写真6:シンガポールのAgrifreezeは食材の味わいを損ねず自然解凍できるデジタル冷凍機を製造する

 シンガポールのN&E Innovationsは、カシューナッツの残渣を用いた100%天然成分の材料「VIKANG」を開発する(写真7)。腐敗を引き起こす微生物を99.9%減少し、食品の保存期間を最大4倍に延ばす技術で、各国の認証や特許を取得している。主に果物や野菜を対象にラップや包装パッケージに加工して提供しているが、アルコールの代わりに食品の表面にスプレーする使い方もできる。医療や衛生分野での展開を目指し、共同開発や資金調達先を探している。

写真7:N&E Innovationsは食品の保存期間を最大4倍にする天然成分の材料「VIKANG」を開発する。写真はVIKANGを使ったラップの使用例

 シンガポールのAlterpacksは、100%植物由来の食品容器やカトラリーを製造する(写真8)。原材料は使用済みの食品穀物で、環境にやさしく耐久性も高い。冷凍保存や電子レンジ、熱湯やガスコンロ、蒸し器でも使え、3回ほど繰り返し使用した後は生分解して堆肥にもなる。日本では福岡の企業と連携したり、ラーメンチェーンのスガキヤとはプラスチックが使用できないヨーロッパ向けの輸出商品を研究したりしている。

写真8:Alterpacksは植物由来の食品容器やカトラリーを開発する。耐久性がありながら生分解ができる

 香港のWadaFoodTechは、温かい弁当を提供する自動販売機を開発する。IoT(Internet of Things:モノのインターネット)技術を使った物流システムを持ち、弁当を65度の温度を保ちながら自販機に届ける(写真9)。賞味期限は10〜14時間だがAI技術による需要予測により廃棄ロスを抑える。香港では病院や大学に導入されている。創業者は東京大学に在籍したことがあり日本市場にも詳しく、東京の日本科学未来館や大阪・関西万博の工事現場などに設置例がある。

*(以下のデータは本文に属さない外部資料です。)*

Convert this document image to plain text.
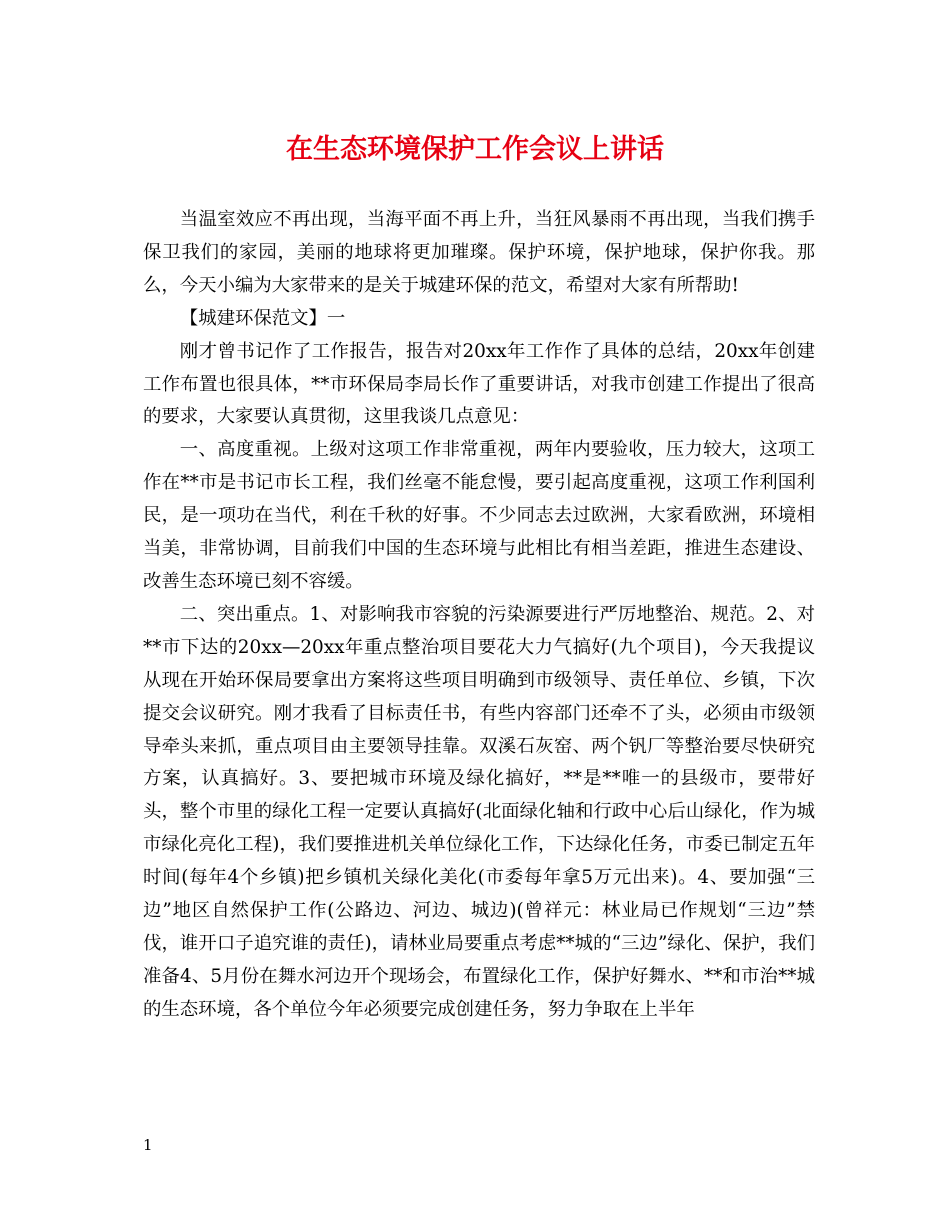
在生态环境保护工作会议上讲话

当温室效应不再出现，当海平面不再上升，当狂风暴雨不再出现，当我们携手保卫我们的家园，美丽的地球将更加璀璨。保护环境，保护地球，保护你我。那么，今天小编为大家带来的是关于城建环保的范文，希望对大家有所帮助!

【城建环保范文】一

刚才曾书记作了工作报告，报告对20xx年工作作了具体的总结，20xx年创建工作布置也很具体，**市环保局李局长作了重要讲话，对我市创建工作提出了很高的要求，大家要认真贯彻，这里我谈几点意见：

一、高度重视。上级对这项工作非常重视，两年内要验收，压力较大，这项工作在**市是书记市长工程，我们丝毫不能怠慢，要引起高度重视，这项工作利国利民，是一项功在当代，利在千秋的好事。不少同志去过欧洲，大家看欧洲，环境相当美，非常协调，目前我们中国的生态环境与此相比有相当差距，推进生态建设、改善生态环境已刻不容缓。

二、突出重点。1、对影响我市容貌的污染源要进行严厉地整治、规范。2、对**市下达的20xx—20xx年重点整治项目要花大力气搞好(九个项目)，今天我提议从现在开始环保局要拿出方案将这些项目明确到市级领导、责任单位、乡镇，下次提交会议研究。刚才我看了目标责任书，有些内容部门还牵不了头，必须由市级领导牵头来抓，重点项目由主要领导挂靠。双溪石灰窑、两个钒厂等整治要尽快研究方案，认真搞好。3、要把城市环境及绿化搞好，**是**唯一的县级市，要带好头，整个市里的绿化工程一定要认真搞好(北面绿化轴和行政中心后山绿化，作为城市绿化亮化工程)，我们要推进机关单位绿化工作，下达绿化任务，市委已制定五年时间(每年4个乡镇)把乡镇机关绿化美化(市委每年拿5万元出来)。4、要加强“三边”地区自然保护工作(公路边、河边、城边)(曾祥元：林业局已作规划“三边”禁伐，谁开口子追究谁的责任)，请林业局要重点考虑**城的“三边”绿化、保护，我们准备4、5月份在舞水河边开个现场会，布置绿化工作，保护好舞水、**和市治**城的生态环境，各个单位今年必须要完成创建任务，努力争取在上半年

1
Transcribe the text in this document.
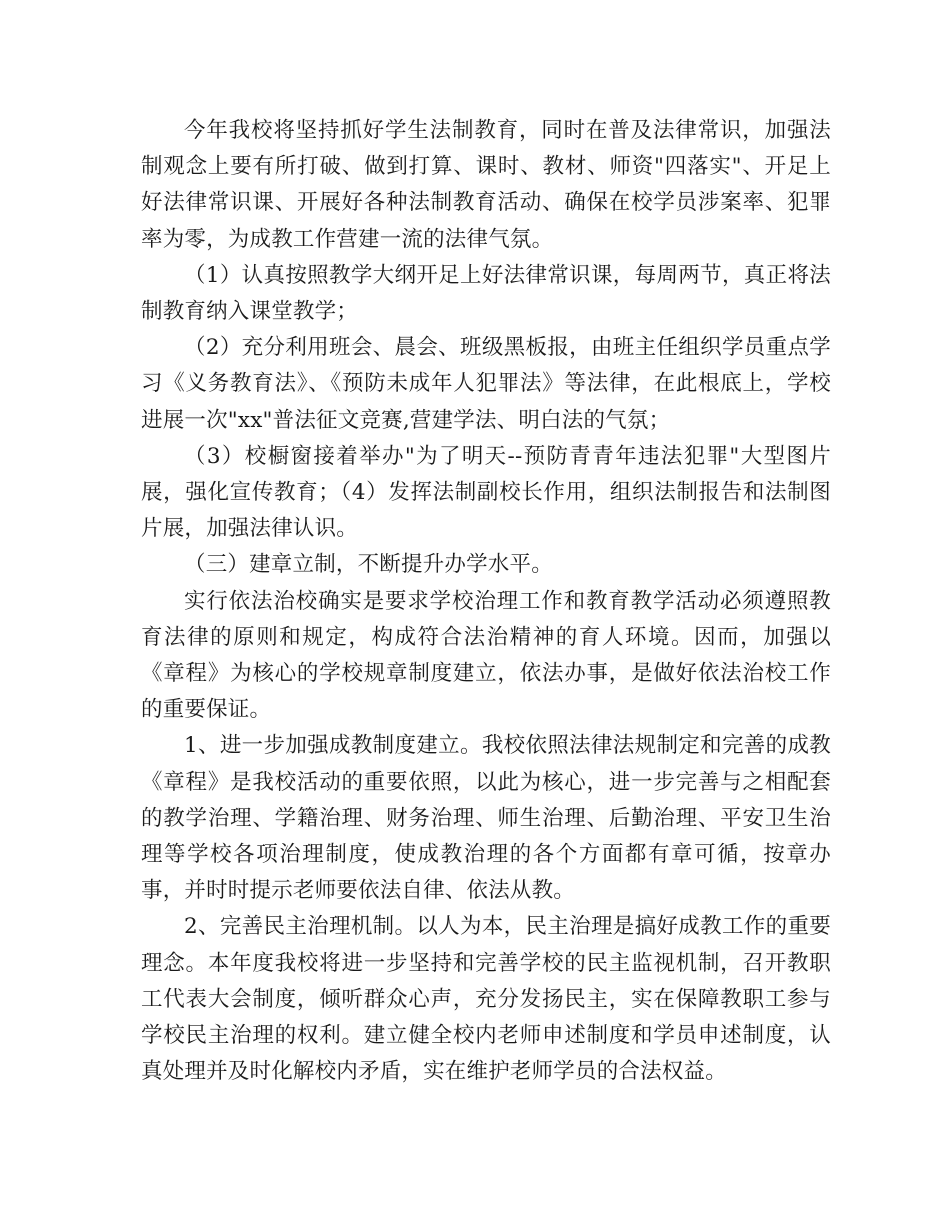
今年我校将坚持抓好学生法制教育，同时在普及法律常识，加强法制观念上要有所打破、做到打算、课时、教材、师资"四落实"、开足上好法律常识课、开展好各种法制教育活动、确保在校学员涉案率、犯罪率为零，为成教工作营建一流的法律气氛。

（1）认真按照教学大纲开足上好法律常识课，每周两节，真正将法制教育纳入课堂教学；

（2）充分利用班会、晨会、班级黑板报，由班主任组织学员重点学习《义务教育法》、《预防未成年人犯罪法》等法律，在此根底上，学校进展一次"xx"普法征文竞赛,营建学法、明白法的气氛；

（3）校橱窗接着举办"为了明天--预防青青年违法犯罪"大型图片展，强化宣传教育；（4）发挥法制副校长作用，组织法制报告和法制图片展，加强法律认识。

（三）建章立制，不断提升办学水平。

实行依法治校确实是要求学校治理工作和教育教学活动必须遵照教育法律的原则和规定，构成符合法治精神的育人环境。因而，加强以《章程》为核心的学校规章制度建立，依法办事，是做好依法治校工作的重要保证。

1、进一步加强成教制度建立。我校依照法律法规制定和完善的成教《章程》是我校活动的重要依照，以此为核心，进一步完善与之相配套的教学治理、学籍治理、财务治理、师生治理、后勤治理、平安卫生治理等学校各项治理制度，使成教治理的各个方面都有章可循，按章办事，并时时提示老师要依法自律、依法从教。

2、完善民主治理机制。以人为本，民主治理是搞好成教工作的重要理念。本年度我校将进一步坚持和完善学校的民主监视机制，召开教职工代表大会制度，倾听群众心声，充分发扬民主，实在保障教职工参与学校民主治理的权利。建立健全校内老师申述制度和学员申述制度，认真处理并及时化解校内矛盾，实在维护老师学员的合法权益。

写真9:WadaFoodTechは、暖かい弁当を数十秒で70食以上を提供できる自動販売機と物流の実用化を進めている

 ほかにも、レストラン経営の効率化ツールを開発する米ClearCOGSや、AI技術を搭載するロボット調理器「Beastro」を開発するイスラエルのKitchen Roboticsが登壇した。

 ピッチでは多くのスタートアップが、食文化が豊かな日本市場への進出に期待していることが伺えた。一方で進出には、言葉や文化の違い、保守的であるといった壁があり、本プログラムを通じてパートナーを探し、協業を進めたいという思いもあるようだ。